New Safety Enhancing Angle of Attack System
Garmin is announcing a new, intuitive, safety-enhancing, and simple to install angle of attack (AOA) system
for general aviation aircraft. The system is comprised of the new GI 260 AOA indicator
, GAP 26 angle of attack probe
, and GSU 25 air data computer
. The GI 260 is designed for quick, at-a-glance understanding of AOA during the most critical phases of flight and offers audible alerts in the event of a high-workload situation. This new system supports the FAA’s recent initiative to broaden adoption of Angle of Attack displays to improve safety. Garmin is now bringing this safety enhancing technology, typically only found on military and commercial aircraft, to general aviation aircraft - all at a price within reach.
Angle of attack offers a precise display of the angle between the wing and the oncoming flow of air. The AOA system provides pilots with a visualized indication of the flight characteristics leading to a stall using a combination of colors and chevrons to help the pilot easily interpret the information. When approaching an impending stall, the GI 260 AOA indicator offers pilots progressive audible and visual alert as the aircraft nears the critical angle of attack. Unlike a lift reserve indicator, the AOA system uses industry-leading normalized AOA technology, providing superior performance throughout all phases of flight.

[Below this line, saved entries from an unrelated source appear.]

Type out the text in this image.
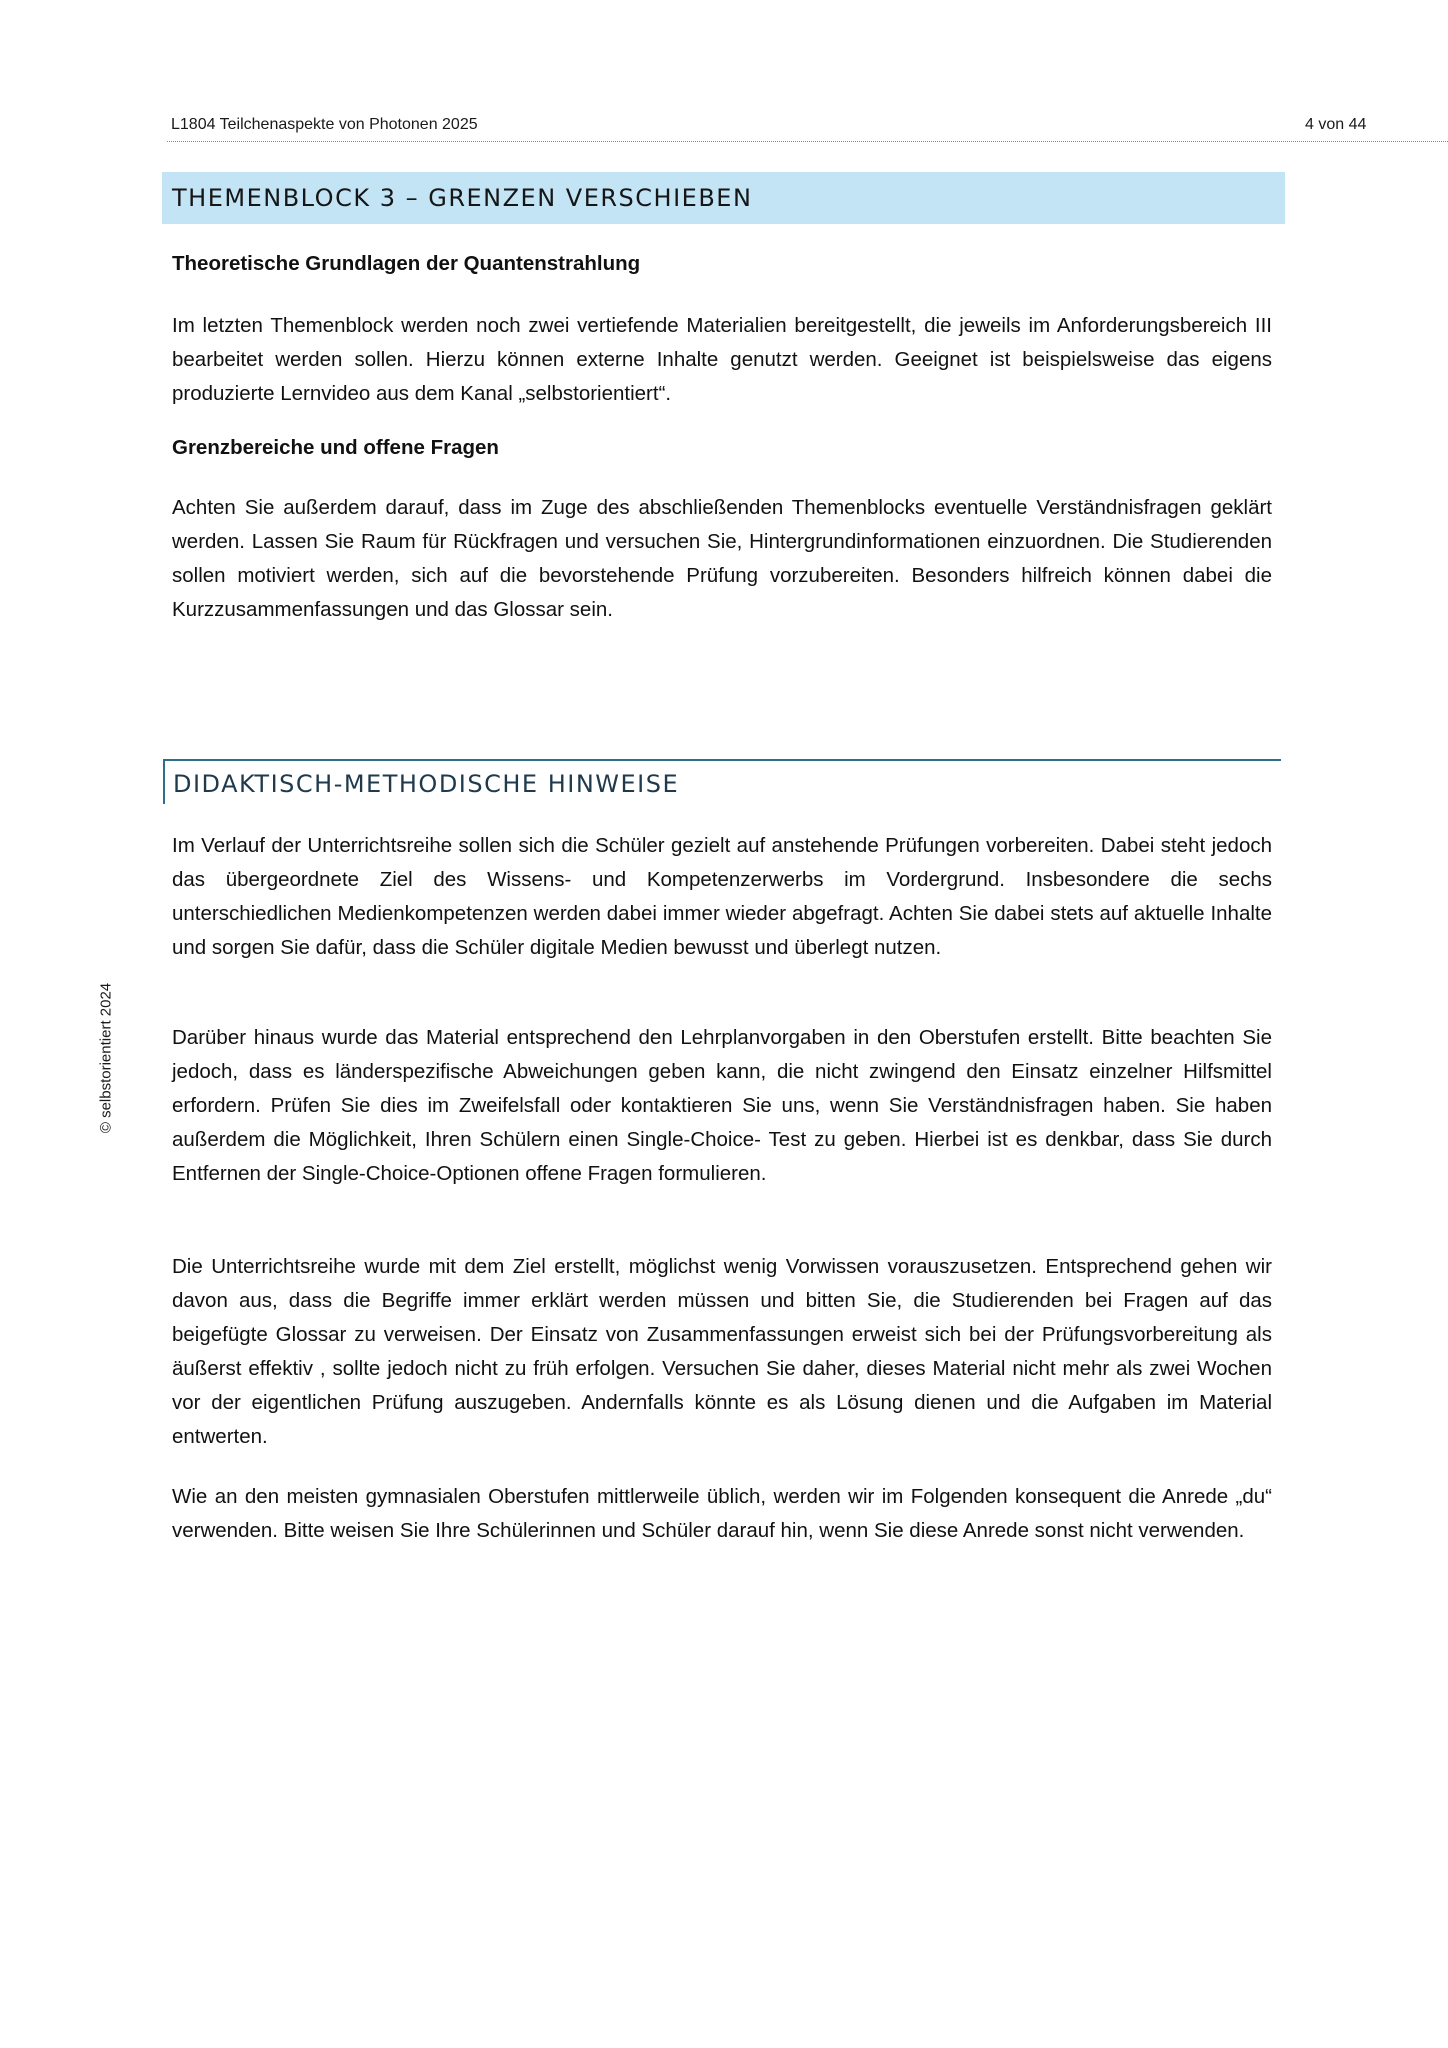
L1804 Teilchenaspekte von Photonen 2025	4 von 44
THEMENBLOCK 3 – GRENZEN VERSCHIEBEN
Theoretische Grundlagen der Quantenstrahlung
Im letzten Themenblock werden noch zwei vertiefende Materialien bereitgestellt, die jeweils im Anforderungsbereich III bearbeitet werden sollen. Hierzu können externe Inhalte genutzt werden. Geeignet ist beispielsweise das eigens produzierte Lernvideo aus dem Kanal „selbstorientiert“.
Grenzbereiche und offene Fragen
Achten Sie außerdem darauf, dass im Zuge des abschließenden Themenblocks eventuelle Verständnisfragen geklärt werden. Lassen Sie Raum für Rückfragen und versuchen Sie, Hintergrundinformationen einzuordnen. Die Studierenden sollen motiviert werden, sich auf die bevorstehende Prüfung vorzubereiten. Besonders hilfreich können dabei die Kurzzusammenfassungen und das Glossar sein.
DIDAKTISCH-METHODISCHE HINWEISE
Im Verlauf der Unterrichtsreihe sollen sich die Schüler gezielt auf anstehende Prüfungen vorbereiten. Dabei steht jedoch das übergeordnete Ziel des Wissens- und Kompetenzerwerbs im Vordergrund. Insbesondere die sechs unterschiedlichen Medienkompetenzen werden dabei immer wieder abgefragt. Achten Sie dabei stets auf aktuelle Inhalte und sorgen Sie dafür, dass die Schüler digitale Medien bewusst und überlegt nutzen.
Darüber hinaus wurde das Material entsprechend den Lehrplanvorgaben in den Oberstufen erstellt. Bitte beachten Sie jedoch, dass es länderspezifische Abweichungen geben kann, die nicht zwingend den Einsatz einzelner Hilfsmittel erfordern. Prüfen Sie dies im Zweifelsfall oder kontaktieren Sie uns, wenn Sie Verständnisfragen haben. Sie haben außerdem die Möglichkeit, Ihren Schülern einen Single-Choice- Test zu geben. Hierbei ist es denkbar, dass Sie durch Entfernen der Single-Choice-Optionen offene Fragen formulieren.
Die Unterrichtsreihe wurde mit dem Ziel erstellt, möglichst wenig Vorwissen vorauszusetzen. Entsprechend gehen wir davon aus, dass die Begriffe immer erklärt werden müssen und bitten Sie, die Studierenden bei Fragen auf das beigefügte Glossar zu verweisen. Der Einsatz von Zusammenfassungen erweist sich bei der Prüfungsvorbereitung als äußerst effektiv , sollte jedoch nicht zu früh erfolgen. Versuchen Sie daher, dieses Material nicht mehr als zwei Wochen vor der eigentlichen Prüfung auszugeben. Andernfalls könnte es als Lösung dienen und die Aufgaben im Material entwerten.
Wie an den meisten gymnasialen Oberstufen mittlerweile üblich, werden wir im Folgenden konsequent die Anrede „du“ verwenden. Bitte weisen Sie Ihre Schülerinnen und Schüler darauf hin, wenn Sie diese Anrede sonst nicht verwenden.
© selbstorientiert 2024
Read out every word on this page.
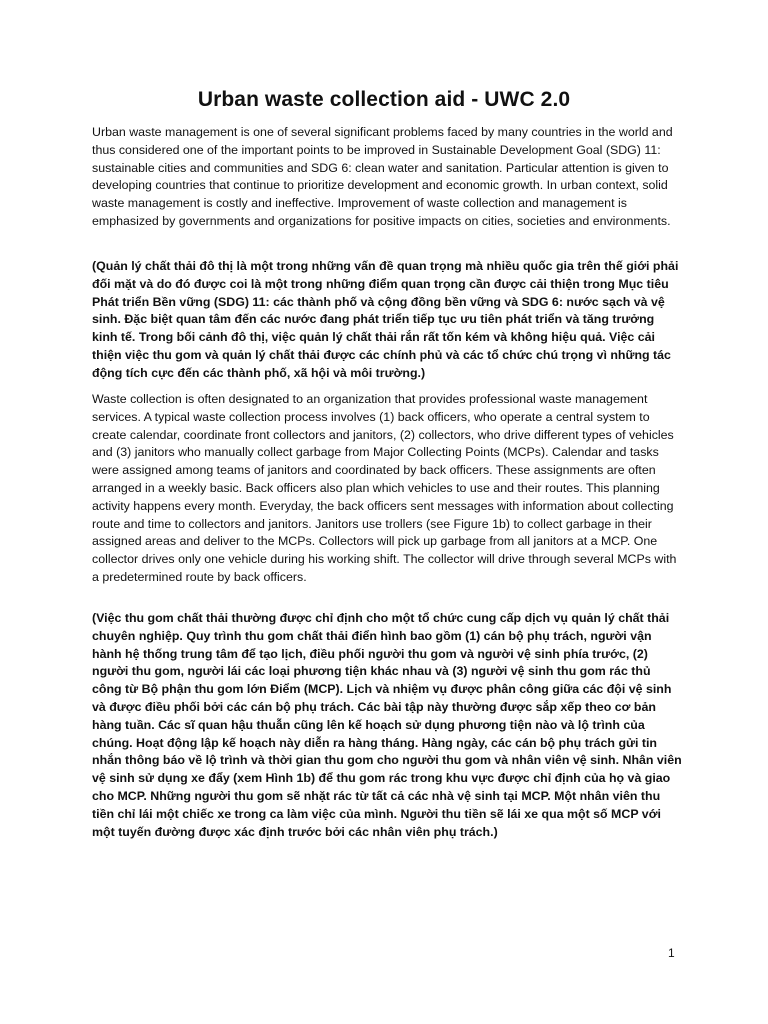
Urban waste collection aid - UWC 2.0

Urban waste management is one of several significant problems faced by many countries in the world and thus considered one of the important points to be improved in Sustainable Development Goal (SDG) 11: sustainable cities and communities and SDG 6: clean water and sanitation. Particular attention is given to developing countries that continue to prioritize development and economic growth. In urban context, solid waste management is costly and ineffective. Improvement of waste collection and management is emphasized by governments and organizations for positive impacts on cities, societies and environments.

(Quản lý chất thải đô thị là một trong những vấn đề quan trọng mà nhiều quốc gia trên thế giới phải đối mặt và do đó được coi là một trong những điểm quan trọng cần được cải thiện trong Mục tiêu Phát triển Bền vững (SDG) 11: các thành phố và cộng đồng bền vững và SDG 6: nước sạch và vệ sinh. Đặc biệt quan tâm đến các nước đang phát triển tiếp tục ưu tiên phát triển và tăng trưởng kinh tế. Trong bối cảnh đô thị, việc quản lý chất thải rắn rất tốn kém và không hiệu quả. Việc cải thiện việc thu gom và quản lý chất thải được các chính phủ và các tổ chức chú trọng vì những tác động tích cực đến các thành phố, xã hội và môi trường.)

Waste collection is often designated to an organization that provides professional waste management services. A typical waste collection process involves (1) back officers, who operate a central system to create calendar, coordinate front collectors and janitors, (2) collectors, who drive different types of vehicles and (3) janitors who manually collect garbage from Major Collecting Points (MCPs). Calendar and tasks were assigned among teams of janitors and coordinated by back officers. These assignments are often arranged in a weekly basic. Back officers also plan which vehicles to use and their routes. This planning activity happens every month. Everyday, the back officers sent messages with information about collecting route and time to collectors and janitors. Janitors use trollers (see Figure 1b) to collect garbage in their assigned areas and deliver to the MCPs. Collectors will pick up garbage from all janitors at a MCP. One collector drives only one vehicle during his working shift. The collector will drive through several MCPs with a predetermined route by back officers.

(Việc thu gom chất thải thường được chỉ định cho một tổ chức cung cấp dịch vụ quản lý chất thải chuyên nghiệp. Quy trình thu gom chất thải điển hình bao gồm (1) cán bộ phụ trách, người vận hành hệ thống trung tâm để tạo lịch, điều phối người thu gom và người vệ sinh phía trước, (2) người thu gom, người lái các loại phương tiện khác nhau và (3) người vệ sinh thu gom rác thủ công từ Bộ phận thu gom lớn Điểm (MCP). Lịch và nhiệm vụ được phân công giữa các đội vệ sinh và được điều phối bởi các cán bộ phụ trách. Các bài tập này thường được sắp xếp theo cơ bản hàng tuần. Các sĩ quan hậu thuẫn cũng lên kế hoạch sử dụng phương tiện nào và lộ trình của chúng. Hoạt động lập kế hoạch này diễn ra hàng tháng. Hàng ngày, các cán bộ phụ trách gửi tin nhắn thông báo về lộ trình và thời gian thu gom cho người thu gom và nhân viên vệ sinh. Nhân viên vệ sinh sử dụng xe đẩy (xem Hình 1b) để thu gom rác trong khu vực được chỉ định của họ và giao cho MCP. Những người thu gom sẽ nhặt rác từ tất cả các nhà vệ sinh tại MCP. Một nhân viên thu tiền chỉ lái một chiếc xe trong ca làm việc của mình. Người thu tiền sẽ lái xe qua một số MCP với một tuyến đường được xác định trước bởi các nhân viên phụ trách.)

1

The AOA System is expected to become available for installation in general aviation aircraft in the 3rd quarter. Various packages are available that accommodate the appropriate aircraft voltage and include the option for a heated probe. Additionally, the GI 260
AOA indicator is available as an option for G3X and is expected to become available in the 2nd quarter.
Angle of Attack Indication
As illustrated below, there are four types of intuitive indications to help the pilot easily interpret and respond to these potential aircraft configurations. Green bars at the bottom signal the first indication of angle of attack and build up to the calibrated approach ‘target’. Continual increase of angle of attack beyond ‘target’ AOA, indicates yellow caution alert bars and chevrons pointing down. Once the wing has reached it’s critical angle of attack, red chevrons pointing down lead to a flashing indication to provide the pilot a visual indication of critical angle of attack and includes an audible alert with increasing intensity until reaching a rapid beeping tone with the top flashing red chevron.